When I stumbled across the concept of strawberry people, I became really engaged. Maintaining friendships has always been hard for me. So I did what I had to do and did a deep dive into that topic and re-organised the contacts in my phone.
I read about strawberry people in the book “Unmasking Autism” by Dr Devon Price. He shared the story of a neurodivergent person marking trusted friends with a 🍓-emoji on their phone.
These friendships aren’t about obligation or constant contact. they are about emotional safety, trust, authenticity. Why a strawberry? Because strawberry’s are soft, sweet, and rare in a world that often expects resilience like steel. So choosing your strawberry people means choosing relationships where you can be exactly yourself.
Reflecting on My Own Strawberry People:
- Friends I never felt I had to perform for
- The ones who stayed close during shutdowns or chaos
- The voices that reassured me “you are worthy” even when I felt broken
These friends taught me that friendship can be nourishing, not draining.
I started to think about friends I still have and about people I’ve lost over the years. There are some people I disappointed and I really had to take a moment to let that sink in. But to be a better and authentic friend, I have to learn to communicate my needs and look after myself.
I also realised that some people I thought were my friends drain me or treat me wrong without me even realising. When I start fawning and people pleasing, I am not an authentic friend and I am giving away energy that can be used so much better, especially when you are chronically ill and energy is therefore limited.
Contacts in my phone now look like this:
- 🧸 (name) – these are my core people, the strawberries
- 🌸 (name) – a soft contact. Someone I can talk to, but I don’t need to share everything
- 🚧 (name) – energy draining people, but there is still contact. I can take my time to answer
- 🖇️ (name) – information only, no personal details
- 🌀 (name) – chaos zone. I am not quite sure yet
What really blew my mind is that I automatically thought “oh, person (name) needs to be in this group” when I found that the contact is draining and I feel bad afterwards. This simple change of how I save people in my phone showed me that I can make decisions based on my energy level and on things that are important for me instead of obligations. Because I am autistic and really struggling at the moment this helps me find my way through social interactions and look after myself. It helps me decide if I really have to feel bad for not answering or if this text might be important right now.

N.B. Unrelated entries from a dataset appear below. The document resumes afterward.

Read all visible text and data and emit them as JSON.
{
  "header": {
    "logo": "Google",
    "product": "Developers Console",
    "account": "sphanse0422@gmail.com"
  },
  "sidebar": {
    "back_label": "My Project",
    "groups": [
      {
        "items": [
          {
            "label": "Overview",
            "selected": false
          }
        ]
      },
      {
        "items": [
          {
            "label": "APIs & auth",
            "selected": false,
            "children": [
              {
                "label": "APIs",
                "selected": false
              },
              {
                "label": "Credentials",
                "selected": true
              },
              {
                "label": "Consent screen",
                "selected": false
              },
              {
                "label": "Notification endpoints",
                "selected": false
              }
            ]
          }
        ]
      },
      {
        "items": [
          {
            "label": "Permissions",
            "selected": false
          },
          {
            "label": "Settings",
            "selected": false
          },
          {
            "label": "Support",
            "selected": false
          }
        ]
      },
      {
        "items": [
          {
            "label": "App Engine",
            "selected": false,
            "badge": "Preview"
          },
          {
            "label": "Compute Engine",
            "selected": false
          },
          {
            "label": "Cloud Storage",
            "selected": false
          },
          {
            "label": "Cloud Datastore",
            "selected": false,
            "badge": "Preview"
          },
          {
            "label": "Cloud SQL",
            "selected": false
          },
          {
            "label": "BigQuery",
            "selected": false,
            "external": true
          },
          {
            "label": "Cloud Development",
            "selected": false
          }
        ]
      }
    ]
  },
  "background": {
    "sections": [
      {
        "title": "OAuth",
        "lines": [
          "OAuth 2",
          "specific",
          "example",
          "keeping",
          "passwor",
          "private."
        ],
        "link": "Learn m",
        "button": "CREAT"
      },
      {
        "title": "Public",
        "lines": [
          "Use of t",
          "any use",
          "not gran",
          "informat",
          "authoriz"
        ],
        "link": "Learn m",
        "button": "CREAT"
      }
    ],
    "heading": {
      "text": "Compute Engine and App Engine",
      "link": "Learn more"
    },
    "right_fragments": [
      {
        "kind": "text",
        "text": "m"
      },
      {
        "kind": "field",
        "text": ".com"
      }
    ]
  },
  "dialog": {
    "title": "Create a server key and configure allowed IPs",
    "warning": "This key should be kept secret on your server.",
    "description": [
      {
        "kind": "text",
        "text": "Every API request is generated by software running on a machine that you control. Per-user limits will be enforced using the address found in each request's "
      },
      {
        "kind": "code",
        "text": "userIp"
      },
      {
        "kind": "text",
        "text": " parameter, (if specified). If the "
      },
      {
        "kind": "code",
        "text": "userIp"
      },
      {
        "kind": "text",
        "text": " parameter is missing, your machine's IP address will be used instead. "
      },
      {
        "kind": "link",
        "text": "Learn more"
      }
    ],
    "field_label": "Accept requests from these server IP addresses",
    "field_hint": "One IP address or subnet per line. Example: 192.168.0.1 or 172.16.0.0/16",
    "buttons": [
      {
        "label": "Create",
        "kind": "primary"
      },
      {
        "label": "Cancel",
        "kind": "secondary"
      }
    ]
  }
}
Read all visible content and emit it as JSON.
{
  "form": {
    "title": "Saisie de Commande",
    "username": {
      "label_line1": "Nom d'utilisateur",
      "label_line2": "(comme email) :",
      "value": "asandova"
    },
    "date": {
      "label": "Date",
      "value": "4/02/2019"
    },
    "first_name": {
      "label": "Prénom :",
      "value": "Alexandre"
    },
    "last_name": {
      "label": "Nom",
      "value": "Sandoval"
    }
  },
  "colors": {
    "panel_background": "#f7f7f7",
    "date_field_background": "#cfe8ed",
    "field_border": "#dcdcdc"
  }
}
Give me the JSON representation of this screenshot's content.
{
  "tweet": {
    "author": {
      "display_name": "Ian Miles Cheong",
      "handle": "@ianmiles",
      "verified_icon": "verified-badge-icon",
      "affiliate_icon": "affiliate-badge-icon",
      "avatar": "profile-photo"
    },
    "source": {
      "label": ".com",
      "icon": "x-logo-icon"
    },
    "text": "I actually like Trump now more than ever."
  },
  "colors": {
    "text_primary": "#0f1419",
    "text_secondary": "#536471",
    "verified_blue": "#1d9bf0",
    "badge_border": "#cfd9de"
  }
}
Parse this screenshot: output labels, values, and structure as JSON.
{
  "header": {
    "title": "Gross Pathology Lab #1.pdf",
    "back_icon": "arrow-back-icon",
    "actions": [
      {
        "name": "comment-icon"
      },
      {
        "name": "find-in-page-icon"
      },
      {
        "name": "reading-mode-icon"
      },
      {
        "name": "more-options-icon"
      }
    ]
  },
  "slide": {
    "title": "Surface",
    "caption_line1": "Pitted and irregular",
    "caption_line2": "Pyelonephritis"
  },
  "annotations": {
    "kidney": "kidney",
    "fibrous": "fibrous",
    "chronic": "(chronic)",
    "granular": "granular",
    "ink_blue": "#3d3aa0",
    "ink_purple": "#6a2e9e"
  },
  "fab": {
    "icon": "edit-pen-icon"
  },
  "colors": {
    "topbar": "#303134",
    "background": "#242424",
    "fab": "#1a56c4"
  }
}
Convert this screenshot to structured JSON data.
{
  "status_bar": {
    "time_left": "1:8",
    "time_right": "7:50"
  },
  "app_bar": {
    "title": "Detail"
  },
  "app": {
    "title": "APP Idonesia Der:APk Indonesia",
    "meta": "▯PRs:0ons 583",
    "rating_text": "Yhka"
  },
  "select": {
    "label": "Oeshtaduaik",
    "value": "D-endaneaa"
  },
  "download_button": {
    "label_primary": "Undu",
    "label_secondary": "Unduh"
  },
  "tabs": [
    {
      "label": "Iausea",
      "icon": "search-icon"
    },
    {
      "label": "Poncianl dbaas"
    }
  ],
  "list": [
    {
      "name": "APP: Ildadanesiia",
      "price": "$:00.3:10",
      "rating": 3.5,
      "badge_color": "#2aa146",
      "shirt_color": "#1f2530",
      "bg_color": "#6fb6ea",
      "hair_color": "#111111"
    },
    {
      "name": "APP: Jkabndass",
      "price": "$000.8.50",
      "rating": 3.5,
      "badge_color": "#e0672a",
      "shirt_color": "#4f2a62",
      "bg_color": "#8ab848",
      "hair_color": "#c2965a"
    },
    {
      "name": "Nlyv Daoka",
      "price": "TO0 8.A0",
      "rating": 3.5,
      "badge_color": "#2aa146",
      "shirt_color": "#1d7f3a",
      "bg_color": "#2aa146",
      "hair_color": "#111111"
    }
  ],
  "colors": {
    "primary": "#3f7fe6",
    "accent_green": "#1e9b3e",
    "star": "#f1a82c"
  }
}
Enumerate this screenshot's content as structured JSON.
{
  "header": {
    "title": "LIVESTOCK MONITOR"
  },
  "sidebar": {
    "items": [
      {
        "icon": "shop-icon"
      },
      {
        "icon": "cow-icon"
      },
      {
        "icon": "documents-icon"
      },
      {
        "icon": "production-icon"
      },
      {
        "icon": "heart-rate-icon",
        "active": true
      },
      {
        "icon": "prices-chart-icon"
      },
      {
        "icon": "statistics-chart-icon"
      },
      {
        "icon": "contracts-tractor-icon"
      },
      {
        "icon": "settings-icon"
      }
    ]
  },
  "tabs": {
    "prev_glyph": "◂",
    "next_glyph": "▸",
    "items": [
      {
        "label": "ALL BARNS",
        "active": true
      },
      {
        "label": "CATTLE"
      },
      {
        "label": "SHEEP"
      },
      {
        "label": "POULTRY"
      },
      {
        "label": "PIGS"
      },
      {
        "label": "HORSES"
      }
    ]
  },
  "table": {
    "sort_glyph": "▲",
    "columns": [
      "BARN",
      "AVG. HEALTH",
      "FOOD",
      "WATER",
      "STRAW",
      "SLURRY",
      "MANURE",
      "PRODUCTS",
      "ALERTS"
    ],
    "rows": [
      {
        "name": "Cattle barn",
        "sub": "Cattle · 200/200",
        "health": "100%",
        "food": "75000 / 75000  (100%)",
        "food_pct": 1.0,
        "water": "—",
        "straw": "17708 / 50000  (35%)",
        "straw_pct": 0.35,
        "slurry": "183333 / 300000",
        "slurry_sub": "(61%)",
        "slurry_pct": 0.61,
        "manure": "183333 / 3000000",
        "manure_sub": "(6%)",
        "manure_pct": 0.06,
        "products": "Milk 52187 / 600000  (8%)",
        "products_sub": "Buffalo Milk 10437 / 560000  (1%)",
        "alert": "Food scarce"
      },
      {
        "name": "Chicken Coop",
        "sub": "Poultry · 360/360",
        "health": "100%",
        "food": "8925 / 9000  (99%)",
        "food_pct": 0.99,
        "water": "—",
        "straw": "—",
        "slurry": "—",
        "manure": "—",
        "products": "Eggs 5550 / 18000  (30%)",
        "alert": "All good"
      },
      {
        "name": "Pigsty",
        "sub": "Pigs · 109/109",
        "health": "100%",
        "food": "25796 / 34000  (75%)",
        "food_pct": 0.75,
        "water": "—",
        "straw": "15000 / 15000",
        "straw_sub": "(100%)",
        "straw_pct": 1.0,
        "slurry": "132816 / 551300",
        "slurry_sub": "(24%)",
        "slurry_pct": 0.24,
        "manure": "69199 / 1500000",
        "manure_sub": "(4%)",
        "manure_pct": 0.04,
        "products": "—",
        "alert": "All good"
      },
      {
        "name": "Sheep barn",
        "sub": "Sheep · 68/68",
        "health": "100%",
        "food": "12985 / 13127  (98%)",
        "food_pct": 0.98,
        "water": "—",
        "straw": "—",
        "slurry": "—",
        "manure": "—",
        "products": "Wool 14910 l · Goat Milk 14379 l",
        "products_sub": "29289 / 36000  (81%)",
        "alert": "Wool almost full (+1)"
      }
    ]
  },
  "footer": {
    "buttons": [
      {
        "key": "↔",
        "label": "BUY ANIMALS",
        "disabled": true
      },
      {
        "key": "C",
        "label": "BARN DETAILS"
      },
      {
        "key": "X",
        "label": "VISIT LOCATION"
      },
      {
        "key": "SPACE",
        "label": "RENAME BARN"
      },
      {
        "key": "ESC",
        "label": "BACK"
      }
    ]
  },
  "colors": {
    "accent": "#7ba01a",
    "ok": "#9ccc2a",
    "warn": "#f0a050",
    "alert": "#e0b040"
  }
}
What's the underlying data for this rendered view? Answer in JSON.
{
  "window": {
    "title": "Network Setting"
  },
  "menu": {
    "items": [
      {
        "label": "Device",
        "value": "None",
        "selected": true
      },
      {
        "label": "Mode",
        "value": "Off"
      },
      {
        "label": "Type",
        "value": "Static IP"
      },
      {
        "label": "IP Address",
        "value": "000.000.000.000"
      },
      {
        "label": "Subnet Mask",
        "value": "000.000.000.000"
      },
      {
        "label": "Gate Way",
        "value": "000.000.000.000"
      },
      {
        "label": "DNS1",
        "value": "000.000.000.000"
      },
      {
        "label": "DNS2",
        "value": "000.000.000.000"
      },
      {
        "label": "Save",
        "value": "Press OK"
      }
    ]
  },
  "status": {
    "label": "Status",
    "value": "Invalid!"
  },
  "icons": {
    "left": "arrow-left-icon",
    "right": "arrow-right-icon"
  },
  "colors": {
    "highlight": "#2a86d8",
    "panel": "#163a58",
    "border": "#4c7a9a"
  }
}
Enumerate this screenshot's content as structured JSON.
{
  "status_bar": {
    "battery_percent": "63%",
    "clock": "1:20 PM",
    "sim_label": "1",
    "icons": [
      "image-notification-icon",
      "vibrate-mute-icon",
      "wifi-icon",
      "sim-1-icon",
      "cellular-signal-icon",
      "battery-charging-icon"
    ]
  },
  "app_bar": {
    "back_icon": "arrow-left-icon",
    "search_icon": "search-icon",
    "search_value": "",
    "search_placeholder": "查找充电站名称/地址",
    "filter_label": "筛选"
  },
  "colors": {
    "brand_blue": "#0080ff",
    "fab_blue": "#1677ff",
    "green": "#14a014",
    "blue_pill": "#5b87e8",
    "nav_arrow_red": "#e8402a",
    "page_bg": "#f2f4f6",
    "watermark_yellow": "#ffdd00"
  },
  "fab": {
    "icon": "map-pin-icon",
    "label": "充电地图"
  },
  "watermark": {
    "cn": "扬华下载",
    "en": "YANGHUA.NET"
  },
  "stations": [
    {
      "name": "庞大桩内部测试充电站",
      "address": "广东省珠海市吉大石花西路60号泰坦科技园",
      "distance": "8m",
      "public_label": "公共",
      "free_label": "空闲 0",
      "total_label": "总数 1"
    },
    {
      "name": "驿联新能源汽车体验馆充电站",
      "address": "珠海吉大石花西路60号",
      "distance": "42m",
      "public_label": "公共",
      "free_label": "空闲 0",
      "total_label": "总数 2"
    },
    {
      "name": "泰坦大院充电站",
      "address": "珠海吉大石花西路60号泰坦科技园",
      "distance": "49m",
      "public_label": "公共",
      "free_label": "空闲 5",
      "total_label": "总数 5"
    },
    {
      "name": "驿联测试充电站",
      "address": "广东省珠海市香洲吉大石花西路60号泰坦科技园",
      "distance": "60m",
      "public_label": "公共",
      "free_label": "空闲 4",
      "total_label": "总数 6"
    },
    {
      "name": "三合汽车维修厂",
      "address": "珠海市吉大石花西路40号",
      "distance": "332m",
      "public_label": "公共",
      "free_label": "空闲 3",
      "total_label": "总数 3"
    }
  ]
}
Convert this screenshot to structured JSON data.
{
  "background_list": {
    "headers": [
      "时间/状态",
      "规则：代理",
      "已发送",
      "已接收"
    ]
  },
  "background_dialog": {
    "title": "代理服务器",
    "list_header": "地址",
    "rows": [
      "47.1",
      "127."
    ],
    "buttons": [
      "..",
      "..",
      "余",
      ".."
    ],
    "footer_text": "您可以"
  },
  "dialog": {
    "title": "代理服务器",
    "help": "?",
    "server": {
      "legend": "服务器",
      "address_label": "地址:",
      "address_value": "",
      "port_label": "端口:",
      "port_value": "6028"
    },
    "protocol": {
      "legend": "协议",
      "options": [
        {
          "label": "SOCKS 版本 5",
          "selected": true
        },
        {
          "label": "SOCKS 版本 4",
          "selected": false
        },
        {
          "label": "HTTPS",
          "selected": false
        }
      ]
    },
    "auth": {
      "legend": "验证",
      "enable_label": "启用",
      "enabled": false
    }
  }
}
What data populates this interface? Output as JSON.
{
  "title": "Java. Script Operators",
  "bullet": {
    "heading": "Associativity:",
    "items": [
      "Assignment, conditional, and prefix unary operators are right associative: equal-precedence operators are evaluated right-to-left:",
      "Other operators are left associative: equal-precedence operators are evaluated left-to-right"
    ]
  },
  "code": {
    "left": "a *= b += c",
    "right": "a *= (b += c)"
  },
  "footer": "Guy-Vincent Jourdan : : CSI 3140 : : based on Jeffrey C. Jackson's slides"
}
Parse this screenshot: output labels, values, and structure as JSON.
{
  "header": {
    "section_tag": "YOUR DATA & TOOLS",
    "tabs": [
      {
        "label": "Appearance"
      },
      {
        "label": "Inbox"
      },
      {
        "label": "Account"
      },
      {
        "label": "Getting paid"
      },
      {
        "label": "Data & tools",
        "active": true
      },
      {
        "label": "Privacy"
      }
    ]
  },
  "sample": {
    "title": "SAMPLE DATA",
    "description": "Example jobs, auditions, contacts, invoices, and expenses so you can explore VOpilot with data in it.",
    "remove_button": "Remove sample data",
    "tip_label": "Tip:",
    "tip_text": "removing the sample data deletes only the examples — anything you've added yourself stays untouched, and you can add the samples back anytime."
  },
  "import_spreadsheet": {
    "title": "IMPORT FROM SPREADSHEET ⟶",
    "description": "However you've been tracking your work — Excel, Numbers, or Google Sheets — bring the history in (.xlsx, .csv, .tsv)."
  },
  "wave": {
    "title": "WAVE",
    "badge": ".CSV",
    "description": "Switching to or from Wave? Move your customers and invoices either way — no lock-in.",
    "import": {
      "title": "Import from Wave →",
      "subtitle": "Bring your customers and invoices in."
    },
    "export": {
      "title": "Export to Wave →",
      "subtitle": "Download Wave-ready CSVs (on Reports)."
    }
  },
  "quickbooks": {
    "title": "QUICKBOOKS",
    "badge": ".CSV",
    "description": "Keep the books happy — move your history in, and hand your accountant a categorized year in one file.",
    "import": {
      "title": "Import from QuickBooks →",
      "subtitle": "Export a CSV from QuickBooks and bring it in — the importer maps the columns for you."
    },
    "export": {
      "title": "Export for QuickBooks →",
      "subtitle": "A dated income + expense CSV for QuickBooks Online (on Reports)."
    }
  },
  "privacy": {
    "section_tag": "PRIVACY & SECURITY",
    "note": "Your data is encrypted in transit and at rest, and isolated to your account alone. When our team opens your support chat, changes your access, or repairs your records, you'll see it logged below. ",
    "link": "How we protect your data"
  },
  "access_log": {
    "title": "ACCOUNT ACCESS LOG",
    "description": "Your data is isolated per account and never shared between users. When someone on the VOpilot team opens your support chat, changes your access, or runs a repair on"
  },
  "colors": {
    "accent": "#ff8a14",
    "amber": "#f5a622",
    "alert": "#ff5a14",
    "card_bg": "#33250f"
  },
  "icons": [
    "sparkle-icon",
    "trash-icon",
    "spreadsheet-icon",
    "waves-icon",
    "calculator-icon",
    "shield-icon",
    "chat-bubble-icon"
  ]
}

I reflected on people I have a good relationship with, but want to spend more time with or engage more in general. So right now I am thinking about an extra category for that. As you can see, you can build your own system and it flows with your needs in time. As long as it serves you (please don’t spend too much time on finding “the perfect system“), that’s totally fine.
Journaling Prompts:
- Who in my life feels safe even when I am not at my best?
- Who doesn’t demand explanations or masking?
- How can I nurture those connections with gratitude?